CliMA / ClimateMachine.jl

Climate Machine: an Earth System Model that automatically learns from data
https://clima.github.io/ClimateMachine.jl/latest/
Other
452 stars 78 forks source link

Parallel NetCDF support #2007

Open kpamnany opened 3 years ago

kpamnany commented 3 years ago

Description

We currently use NCDatasets.jl to write Diagnostics output. This package does not support parallel file I/O. We need to enhance it to do so, or develop a package to wrap PnetCDF.

ali-ramadhan commented 3 years ago

Reading the background section of PnetCDF it sounds like there are two backend options for parallel I/O: PnetCDF and parallel HDF5?

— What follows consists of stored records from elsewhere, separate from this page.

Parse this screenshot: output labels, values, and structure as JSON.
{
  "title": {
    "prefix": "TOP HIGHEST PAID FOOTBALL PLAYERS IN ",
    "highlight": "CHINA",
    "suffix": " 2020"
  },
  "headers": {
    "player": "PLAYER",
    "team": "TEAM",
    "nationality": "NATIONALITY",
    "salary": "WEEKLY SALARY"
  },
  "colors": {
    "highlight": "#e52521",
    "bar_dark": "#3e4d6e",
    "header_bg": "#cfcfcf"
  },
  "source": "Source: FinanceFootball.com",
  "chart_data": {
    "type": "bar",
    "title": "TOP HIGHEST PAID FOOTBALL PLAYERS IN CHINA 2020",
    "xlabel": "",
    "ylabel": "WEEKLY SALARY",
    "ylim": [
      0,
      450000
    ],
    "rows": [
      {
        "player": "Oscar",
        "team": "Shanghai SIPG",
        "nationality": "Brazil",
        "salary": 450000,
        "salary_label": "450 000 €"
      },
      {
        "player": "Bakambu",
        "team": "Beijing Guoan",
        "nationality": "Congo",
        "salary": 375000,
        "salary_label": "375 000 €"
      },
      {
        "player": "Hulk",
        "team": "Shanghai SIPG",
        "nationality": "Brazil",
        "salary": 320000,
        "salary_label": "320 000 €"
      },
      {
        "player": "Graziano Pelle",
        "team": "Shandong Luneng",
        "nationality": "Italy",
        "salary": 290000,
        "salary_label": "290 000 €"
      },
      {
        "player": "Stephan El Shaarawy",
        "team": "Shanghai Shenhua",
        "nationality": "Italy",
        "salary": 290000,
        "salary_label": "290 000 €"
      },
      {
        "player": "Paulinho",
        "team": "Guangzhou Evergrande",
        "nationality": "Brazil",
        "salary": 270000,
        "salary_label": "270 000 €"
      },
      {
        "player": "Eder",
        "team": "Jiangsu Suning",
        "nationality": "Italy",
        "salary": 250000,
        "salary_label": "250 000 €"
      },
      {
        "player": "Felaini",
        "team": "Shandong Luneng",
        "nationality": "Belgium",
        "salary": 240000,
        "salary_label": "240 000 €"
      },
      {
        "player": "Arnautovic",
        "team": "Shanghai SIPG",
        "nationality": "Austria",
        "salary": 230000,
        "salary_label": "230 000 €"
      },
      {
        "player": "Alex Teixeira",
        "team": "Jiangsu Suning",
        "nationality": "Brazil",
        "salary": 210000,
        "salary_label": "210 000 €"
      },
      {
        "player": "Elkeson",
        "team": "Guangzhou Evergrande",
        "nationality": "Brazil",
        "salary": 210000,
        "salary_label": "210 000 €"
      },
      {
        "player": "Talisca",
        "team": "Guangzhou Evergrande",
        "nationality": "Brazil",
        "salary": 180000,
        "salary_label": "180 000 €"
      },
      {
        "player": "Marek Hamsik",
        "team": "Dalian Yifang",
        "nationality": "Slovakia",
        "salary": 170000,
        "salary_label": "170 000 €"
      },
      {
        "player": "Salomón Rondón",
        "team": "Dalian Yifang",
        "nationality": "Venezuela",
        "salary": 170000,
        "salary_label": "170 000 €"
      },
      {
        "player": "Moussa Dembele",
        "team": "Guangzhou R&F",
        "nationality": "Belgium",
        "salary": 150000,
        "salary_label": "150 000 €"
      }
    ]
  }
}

As a side note, I'm wondering whether the abysmal performance of I/O, and particularly NetCDF I/O, for 1,000+ ranks (e.g. NCAR's CM1: https://www2.mmm.ucar.edu/people/bryan/cm1/pp.html) is inevitable?

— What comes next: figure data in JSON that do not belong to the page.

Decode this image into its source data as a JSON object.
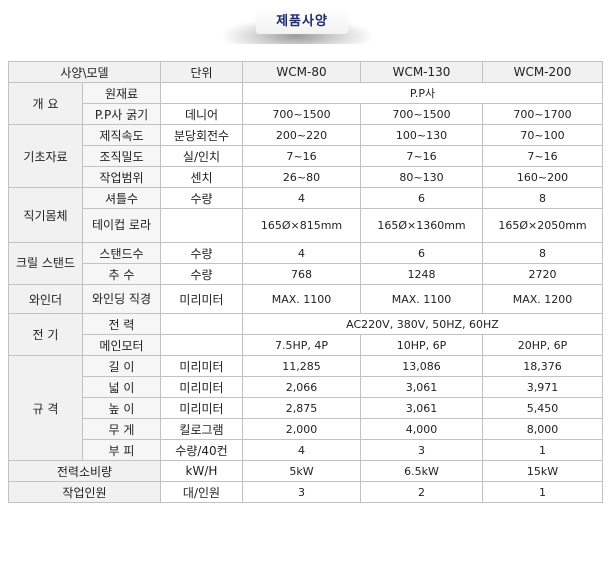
{
  "title": "제품사양",
  "header": {
    "spec_model": "사양\\모델",
    "unit": "단위",
    "models": [
      "WCM-80",
      "WCM-130",
      "WCM-200"
    ]
  },
  "groups": {
    "overview": "개 요",
    "basic": "기초자료",
    "loom": "직기몸체",
    "creel": "크릴 스탠드",
    "winder": "와인더",
    "electric": "전 기",
    "dimension": "규 격",
    "power": "전력소비량",
    "workers": "작업인원"
  },
  "rows": {
    "material": {
      "label": "원재료",
      "unit": "",
      "value": "P.P사"
    },
    "thickness": {
      "label": "P.P사 굵기",
      "unit": "데니어",
      "values": [
        "700~1500",
        "700~1500",
        "700~1700"
      ]
    },
    "speed": {
      "label": "제직속도",
      "unit": "분당회전수",
      "values": [
        "200~220",
        "100~130",
        "70~100"
      ]
    },
    "density": {
      "label": "조직밀도",
      "unit": "실/인치",
      "values": [
        "7~16",
        "7~16",
        "7~16"
      ]
    },
    "work_range": {
      "label": "작업범위",
      "unit": "센치",
      "values": [
        "26~80",
        "80~130",
        "160~200"
      ]
    },
    "shuttles": {
      "label": "셔틀수",
      "unit": "수량",
      "values": [
        "4",
        "6",
        "8"
      ]
    },
    "takeup": {
      "label": "테이컵 로라",
      "unit": "",
      "values": [
        "165Ø×815mm",
        "165Ø×1360mm",
        "165Ø×2050mm"
      ]
    },
    "stands": {
      "label": "스탠드수",
      "unit": "수량",
      "values": [
        "4",
        "6",
        "8"
      ]
    },
    "spindles": {
      "label": "추 수",
      "unit": "수량",
      "values": [
        "768",
        "1248",
        "2720"
      ]
    },
    "winding": {
      "label": "와인딩 직경",
      "unit": "미리미터",
      "values": [
        "MAX. 1100",
        "MAX. 1100",
        "MAX. 1200"
      ]
    },
    "power_supply": {
      "label": "전 력",
      "unit": "",
      "value": "AC220V, 380V, 50HZ, 60HZ"
    },
    "motor": {
      "label": "메인모터",
      "unit": "",
      "values": [
        "7.5HP, 4P",
        "10HP, 6P",
        "20HP, 6P"
      ]
    },
    "length": {
      "label": "길 이",
      "unit": "미리미터",
      "values": [
        "11,285",
        "13,086",
        "18,376"
      ]
    },
    "width": {
      "label": "넓 이",
      "unit": "미리미터",
      "values": [
        "2,066",
        "3,061",
        "3,971"
      ]
    },
    "height": {
      "label": "높 이",
      "unit": "미리미터",
      "values": [
        "2,875",
        "3,061",
        "5,450"
      ]
    },
    "weight": {
      "label": "무 게",
      "unit": "킬로그램",
      "values": [
        "2,000",
        "4,000",
        "8,000"
      ]
    },
    "volume": {
      "label": "부 피",
      "unit": "수량/40컨",
      "values": [
        "4",
        "3",
        "1"
      ]
    },
    "consumption": {
      "unit": "kW/H",
      "values": [
        "5kW",
        "6.5kW",
        "15kW"
      ]
    },
    "staff": {
      "unit": "대/인원",
      "values": [
        "3",
        "2",
        "1"
      ]
    }
  }
}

Seems like each rank has a pretty small chunk so maybe it's not a good benchmark to look at? I think they're doing parallel I/O into one file so I interpreted it to be the dominance of communication + I/O costs for 1,000+ ranks when you're model is rather small. Maybe it won't be as bad with GPUs since you tend to use far fewer ranks anyways.